Portanto, a noção de ser criado à "imagem de Deus" não é entendida no sentido literal de compartilhar atributos físicos ou essenciais com o Divino.

Quando se fala que Adão foi criado à "imagem" de Allah no contexto islâmico, isso é frequentemente interpretado de maneiras que evitam qualquer implicação de semelhança física ou essencial entre Allah e Sua criação. 

Existem algumas narrações (Hadiths) que mencionam a frase "à imagem de Allah", mas os estudiosos islâmicos têm interpretado isso de forma a manter a compreensão da completa transcendência e unicidade de Allah.

Uma interpretação comum é que ser criado "à imagem de Allah" refere-se à capacidade que os seres humanos têm de refletir atributos divinos, como misericórdia, justiça, conhecimento e criatividade, de maneira limitada. 

Essa interpretação enfatiza a dignidade especial conferida aos seres humanos, permitindo-lhes serem vice-regentes (Califas) na Terra, com a capacidade de discernir, escolher e agir de maneiras que promovam o equilíbrio e a justiça.

É crucial na teologia islâmica manter a crença na absoluta transcendência e unicidade de Allah. 
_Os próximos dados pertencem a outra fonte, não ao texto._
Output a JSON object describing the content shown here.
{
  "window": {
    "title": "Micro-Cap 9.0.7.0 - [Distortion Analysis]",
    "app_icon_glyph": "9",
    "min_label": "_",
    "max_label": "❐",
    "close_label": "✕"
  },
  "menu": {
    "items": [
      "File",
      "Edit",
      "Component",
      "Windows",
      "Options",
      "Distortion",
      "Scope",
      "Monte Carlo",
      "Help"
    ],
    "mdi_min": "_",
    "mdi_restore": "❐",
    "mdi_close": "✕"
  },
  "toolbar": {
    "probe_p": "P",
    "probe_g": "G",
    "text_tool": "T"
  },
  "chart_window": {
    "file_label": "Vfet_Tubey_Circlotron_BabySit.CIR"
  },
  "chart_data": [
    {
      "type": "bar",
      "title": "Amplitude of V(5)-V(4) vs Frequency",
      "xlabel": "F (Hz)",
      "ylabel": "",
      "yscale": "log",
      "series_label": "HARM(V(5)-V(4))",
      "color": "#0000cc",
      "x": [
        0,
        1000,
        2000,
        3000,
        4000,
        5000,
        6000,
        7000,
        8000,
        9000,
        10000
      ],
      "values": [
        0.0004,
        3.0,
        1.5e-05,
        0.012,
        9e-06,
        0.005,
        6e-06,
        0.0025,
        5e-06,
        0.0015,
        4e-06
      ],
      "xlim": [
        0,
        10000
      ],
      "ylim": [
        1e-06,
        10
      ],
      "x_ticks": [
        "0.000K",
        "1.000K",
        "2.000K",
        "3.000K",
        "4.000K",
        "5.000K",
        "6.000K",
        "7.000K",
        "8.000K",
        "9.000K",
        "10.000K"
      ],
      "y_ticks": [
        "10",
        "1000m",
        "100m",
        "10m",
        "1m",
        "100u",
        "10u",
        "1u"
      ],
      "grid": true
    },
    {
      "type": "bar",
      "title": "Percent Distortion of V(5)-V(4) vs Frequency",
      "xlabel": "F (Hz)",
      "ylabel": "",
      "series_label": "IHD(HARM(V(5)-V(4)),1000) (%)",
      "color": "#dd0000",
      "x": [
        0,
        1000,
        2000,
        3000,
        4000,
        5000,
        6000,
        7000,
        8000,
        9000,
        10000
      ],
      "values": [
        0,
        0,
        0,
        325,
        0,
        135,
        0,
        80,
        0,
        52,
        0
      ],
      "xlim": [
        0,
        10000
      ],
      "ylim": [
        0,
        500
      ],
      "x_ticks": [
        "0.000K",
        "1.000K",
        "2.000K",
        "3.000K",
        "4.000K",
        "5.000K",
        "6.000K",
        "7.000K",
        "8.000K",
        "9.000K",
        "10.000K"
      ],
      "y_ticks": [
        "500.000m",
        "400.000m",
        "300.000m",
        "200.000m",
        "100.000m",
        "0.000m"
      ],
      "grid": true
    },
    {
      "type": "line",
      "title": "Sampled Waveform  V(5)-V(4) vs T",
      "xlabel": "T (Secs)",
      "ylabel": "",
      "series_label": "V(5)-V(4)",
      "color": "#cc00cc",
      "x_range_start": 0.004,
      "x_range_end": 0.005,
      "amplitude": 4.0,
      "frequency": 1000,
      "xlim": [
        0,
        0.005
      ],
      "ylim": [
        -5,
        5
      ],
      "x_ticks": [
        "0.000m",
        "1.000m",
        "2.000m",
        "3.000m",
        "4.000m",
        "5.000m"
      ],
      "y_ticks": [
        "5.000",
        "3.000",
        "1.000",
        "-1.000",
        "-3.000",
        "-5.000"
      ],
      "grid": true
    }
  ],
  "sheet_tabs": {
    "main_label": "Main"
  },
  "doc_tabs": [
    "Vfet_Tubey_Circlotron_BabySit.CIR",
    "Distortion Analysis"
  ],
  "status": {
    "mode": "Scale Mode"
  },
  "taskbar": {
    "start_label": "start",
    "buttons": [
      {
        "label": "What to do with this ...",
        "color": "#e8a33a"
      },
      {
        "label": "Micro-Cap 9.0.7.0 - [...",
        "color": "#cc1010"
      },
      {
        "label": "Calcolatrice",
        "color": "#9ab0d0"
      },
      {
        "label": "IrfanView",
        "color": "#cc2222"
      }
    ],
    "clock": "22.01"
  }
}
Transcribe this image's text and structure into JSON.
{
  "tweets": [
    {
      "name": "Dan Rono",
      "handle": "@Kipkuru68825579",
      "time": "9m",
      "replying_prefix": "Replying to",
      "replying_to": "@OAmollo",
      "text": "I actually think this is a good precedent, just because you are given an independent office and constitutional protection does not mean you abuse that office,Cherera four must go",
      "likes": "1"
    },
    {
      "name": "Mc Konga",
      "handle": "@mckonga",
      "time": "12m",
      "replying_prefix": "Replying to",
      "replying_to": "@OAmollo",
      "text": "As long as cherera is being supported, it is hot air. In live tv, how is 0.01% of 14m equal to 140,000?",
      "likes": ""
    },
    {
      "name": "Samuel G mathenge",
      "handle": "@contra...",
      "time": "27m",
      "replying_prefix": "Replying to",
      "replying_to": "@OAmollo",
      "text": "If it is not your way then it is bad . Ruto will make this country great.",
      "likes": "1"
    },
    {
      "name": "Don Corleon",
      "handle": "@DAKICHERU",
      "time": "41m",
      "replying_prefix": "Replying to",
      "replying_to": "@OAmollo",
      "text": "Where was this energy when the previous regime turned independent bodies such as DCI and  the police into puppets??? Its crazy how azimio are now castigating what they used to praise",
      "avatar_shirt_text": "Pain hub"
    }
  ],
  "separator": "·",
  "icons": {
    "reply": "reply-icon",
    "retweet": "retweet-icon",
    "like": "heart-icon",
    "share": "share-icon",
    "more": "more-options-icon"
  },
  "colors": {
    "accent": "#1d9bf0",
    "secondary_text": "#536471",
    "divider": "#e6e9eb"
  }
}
Allah é descrito no Alcorão como "nada se assemelha a Ele" (Alcorão 42:11) e como "o Ouvinte, o Vidente" (Alcorão 42:11), o que sublinha que, embora Allah possua atributos de audição e visão, esses não se assemelham às capacidades humanas ou de qualquer outra criação. 

Essa transcendência divina é um princípio fundamental que separa o criador da criação.

Conclusão

A criação de Adão no Islam carrega profundas implicações sobre o propósito e a natureza da humanidade, refletindo uma série de princípios fundamentais e valores que são centrais para a compreensão islâmica da existência humana. 

Adão foi escolhido por Allah para ser o primeiro profeta e o califa (vice-regente) na Terra. 

Isso estabelece o papel da humanidade como guardiãs responsáveis pelo mundo, encarregados de viver de acordo com os preceitos divinos, manter a justiça, e cuidar do meio-ambiente. 

A vice-regência humana é uma honra e uma responsabilidade, convidando cada pessoa a contribuir para o bem-estar da criação.

A concessão do conhecimento a Adão, especialmente quando ele ensinou os nomes de todas as coisas aos anjos, destaca a importância do conhecimento e da aprendizagem no Islam. 

A capacidade de adquirir conhecimento não apenas diferencia os seres humanos dos outros seres criados, mas também serve como uma ferramenta para cumprir sua missão na Terra de maneira eficaz.

A história de Adão e Eva comendo do fruto proibido e seu subsequente arrependimento ilustram o conceito de livre arbítrio. 

Os seres humanos são dotados da liberdade de escolher entre o certo e o errado. Esta vida é vista como um teste de fé, obediência e caráter, onde o arrependimento sincero é sempre recebido pela infinita misericórdia de Allah.

A resposta de Allah ao arrependimento de Adão e Eva sublinha a natureza compassiva e misericordiosa de Deus. 

A misericórdia divina é um tema recorrente no Islam, reforçando a ideia de que, independentemente dos erros cometidos, a porta do arrependimento está sempre aberta. 

Allah está sempre pronto para perdoar aqueles que se voltam para Ele com corações sinceros.

A história de Adão reafirma a unicidade de Allah (Tawhid) e a dignidade especial conferida aos seres humanos. 

Criados com a capacidade de refletir atributos divinos, os seres humanos são chamados a viver de maneira que honre essa dignidade, promovendo o bem, a justiça e a misericórdia.